Evoluir para metodologias mais ricas em dados e variáveis observadas é simplesmente uma questão de tempo, preparação e lógica, mas é um processo que deve estar sujeito aos controles adequados, e desenvolvido não como uma forma de discriminar e desafiar as possibilidades do aluno, mas como uma forma de lhe dar mais controle, mais informação e mais graus de liberdade sobre sua educação. Esse processo também deve se enquadrar em um futuro no qual nossa relação com o trabalho certamente mudará radicalmente, e, portanto, a educação não será mais destinada a “treinar trabalhadores” e se concentrará mais em outros aspectos do que as pessoas devem fazer para dar sentido às suas vidas. Diante disso, poderia fazer sentido até que aqueles de nós que se opõem diretamente à vigilância e monitoramento na sociedade, estivessem de acordo com esse monitoramento aplicado às instituições de ensino e quando ela é colocada a serviço dessa educação.

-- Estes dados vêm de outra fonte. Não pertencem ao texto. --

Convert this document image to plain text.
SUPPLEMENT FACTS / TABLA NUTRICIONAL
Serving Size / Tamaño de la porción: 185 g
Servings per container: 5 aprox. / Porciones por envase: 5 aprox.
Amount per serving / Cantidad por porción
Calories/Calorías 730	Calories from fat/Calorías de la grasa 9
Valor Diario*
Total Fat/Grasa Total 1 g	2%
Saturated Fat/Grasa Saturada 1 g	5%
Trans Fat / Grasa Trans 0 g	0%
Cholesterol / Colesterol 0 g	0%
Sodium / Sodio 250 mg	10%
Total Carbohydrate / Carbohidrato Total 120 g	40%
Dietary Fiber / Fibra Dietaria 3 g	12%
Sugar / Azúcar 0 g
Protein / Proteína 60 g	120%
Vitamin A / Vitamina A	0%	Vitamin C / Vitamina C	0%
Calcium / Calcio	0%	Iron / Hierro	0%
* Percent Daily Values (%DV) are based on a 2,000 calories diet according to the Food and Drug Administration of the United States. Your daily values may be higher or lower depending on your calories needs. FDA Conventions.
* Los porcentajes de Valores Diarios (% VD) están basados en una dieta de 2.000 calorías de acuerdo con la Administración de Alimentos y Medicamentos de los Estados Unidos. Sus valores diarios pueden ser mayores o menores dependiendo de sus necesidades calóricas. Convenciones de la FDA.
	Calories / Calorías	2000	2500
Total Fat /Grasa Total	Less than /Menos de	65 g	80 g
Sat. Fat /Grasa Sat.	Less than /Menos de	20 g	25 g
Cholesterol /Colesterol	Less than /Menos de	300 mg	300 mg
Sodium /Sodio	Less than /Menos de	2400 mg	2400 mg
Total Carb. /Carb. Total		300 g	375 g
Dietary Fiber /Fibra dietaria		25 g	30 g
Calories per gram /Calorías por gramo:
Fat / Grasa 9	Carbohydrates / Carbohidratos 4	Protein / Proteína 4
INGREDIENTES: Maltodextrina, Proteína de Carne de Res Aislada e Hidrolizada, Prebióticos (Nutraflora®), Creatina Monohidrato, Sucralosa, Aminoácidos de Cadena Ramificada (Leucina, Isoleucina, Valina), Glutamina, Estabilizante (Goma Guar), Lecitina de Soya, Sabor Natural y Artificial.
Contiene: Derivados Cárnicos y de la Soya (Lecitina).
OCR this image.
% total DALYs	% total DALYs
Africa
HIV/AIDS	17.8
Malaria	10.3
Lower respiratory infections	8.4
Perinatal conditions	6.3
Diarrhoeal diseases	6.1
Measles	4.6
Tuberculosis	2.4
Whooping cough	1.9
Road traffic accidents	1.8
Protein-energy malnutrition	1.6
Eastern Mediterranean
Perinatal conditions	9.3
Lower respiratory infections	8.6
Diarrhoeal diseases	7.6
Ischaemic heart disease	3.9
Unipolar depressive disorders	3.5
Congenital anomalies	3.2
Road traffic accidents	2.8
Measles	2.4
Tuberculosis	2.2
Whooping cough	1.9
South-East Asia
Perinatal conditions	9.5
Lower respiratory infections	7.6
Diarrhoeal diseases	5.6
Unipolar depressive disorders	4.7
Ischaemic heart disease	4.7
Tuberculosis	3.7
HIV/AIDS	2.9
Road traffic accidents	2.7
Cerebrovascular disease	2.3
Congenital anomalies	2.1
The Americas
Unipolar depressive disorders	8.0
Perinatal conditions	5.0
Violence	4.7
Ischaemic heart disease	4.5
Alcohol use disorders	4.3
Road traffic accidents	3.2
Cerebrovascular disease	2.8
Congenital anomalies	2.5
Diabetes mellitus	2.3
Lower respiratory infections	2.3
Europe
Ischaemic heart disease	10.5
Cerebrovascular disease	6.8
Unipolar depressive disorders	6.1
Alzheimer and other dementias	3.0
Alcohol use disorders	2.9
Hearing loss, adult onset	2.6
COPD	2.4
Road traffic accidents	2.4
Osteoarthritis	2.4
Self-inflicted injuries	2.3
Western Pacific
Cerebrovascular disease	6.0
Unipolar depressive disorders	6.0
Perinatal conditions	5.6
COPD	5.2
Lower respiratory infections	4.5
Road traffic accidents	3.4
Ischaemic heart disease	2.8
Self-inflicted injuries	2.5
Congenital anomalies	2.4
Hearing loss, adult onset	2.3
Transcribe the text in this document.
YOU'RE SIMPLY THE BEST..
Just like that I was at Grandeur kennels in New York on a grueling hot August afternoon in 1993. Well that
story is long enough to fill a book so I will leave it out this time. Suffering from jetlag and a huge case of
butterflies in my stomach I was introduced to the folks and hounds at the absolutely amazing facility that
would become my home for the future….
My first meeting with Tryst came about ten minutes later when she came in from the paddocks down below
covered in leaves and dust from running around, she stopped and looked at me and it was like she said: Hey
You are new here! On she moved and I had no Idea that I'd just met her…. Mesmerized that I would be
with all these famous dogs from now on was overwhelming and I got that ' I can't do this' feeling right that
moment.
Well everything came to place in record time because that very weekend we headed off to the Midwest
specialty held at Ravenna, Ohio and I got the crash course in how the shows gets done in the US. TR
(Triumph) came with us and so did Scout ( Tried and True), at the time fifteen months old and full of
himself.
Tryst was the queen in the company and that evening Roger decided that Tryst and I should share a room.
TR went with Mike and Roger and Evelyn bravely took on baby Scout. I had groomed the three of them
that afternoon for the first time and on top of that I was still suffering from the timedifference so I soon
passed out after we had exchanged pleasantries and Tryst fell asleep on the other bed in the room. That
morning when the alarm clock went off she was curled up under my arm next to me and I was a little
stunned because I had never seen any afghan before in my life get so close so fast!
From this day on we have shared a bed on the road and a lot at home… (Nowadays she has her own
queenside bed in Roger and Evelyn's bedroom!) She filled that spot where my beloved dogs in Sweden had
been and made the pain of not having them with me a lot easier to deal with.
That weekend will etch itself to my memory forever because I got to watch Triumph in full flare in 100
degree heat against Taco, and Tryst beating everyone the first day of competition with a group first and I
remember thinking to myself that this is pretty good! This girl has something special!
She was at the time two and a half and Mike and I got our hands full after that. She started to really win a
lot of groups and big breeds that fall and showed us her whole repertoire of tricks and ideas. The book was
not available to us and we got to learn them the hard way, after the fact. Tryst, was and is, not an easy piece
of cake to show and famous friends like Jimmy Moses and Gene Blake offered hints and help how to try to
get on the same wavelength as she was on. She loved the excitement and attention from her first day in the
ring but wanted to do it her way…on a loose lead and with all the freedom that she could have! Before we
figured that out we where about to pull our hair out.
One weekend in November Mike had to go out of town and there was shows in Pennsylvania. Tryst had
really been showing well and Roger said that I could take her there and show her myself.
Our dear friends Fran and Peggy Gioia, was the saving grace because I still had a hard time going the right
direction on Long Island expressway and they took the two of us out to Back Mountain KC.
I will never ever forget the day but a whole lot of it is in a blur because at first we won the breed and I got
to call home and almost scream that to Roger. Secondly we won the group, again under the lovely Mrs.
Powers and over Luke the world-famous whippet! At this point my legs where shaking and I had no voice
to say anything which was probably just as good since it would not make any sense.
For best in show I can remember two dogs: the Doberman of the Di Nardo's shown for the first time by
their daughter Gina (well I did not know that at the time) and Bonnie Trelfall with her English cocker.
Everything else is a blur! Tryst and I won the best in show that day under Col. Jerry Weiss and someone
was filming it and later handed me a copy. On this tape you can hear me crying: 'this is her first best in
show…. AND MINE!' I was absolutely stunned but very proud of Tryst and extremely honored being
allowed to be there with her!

A iniciativa das Escolas Wildflower será possivelmente controversa. Mas também pode servir para avançar um processo que eventualmente se tornará cada vez mais como uma evolução natural do processo educacional: que ocorre em um ambiente rico em informação e análise. Quanto mais cedo submetermos este tema a uma análise completa e deixarmos de rotulá-lo simplesmente como uma distopia, certamente será melhor para todos.
É tudo novo, mas certamente irá produzir muito material para novas aplicações, porém é fundamental o cuidado com os dados sensíveis desses alunos e professores, o Direito a Educação é Universal, e as ferramentas digitais devem servir para o exercício pleno dele integrando e incluindo cada dia mais pessoas.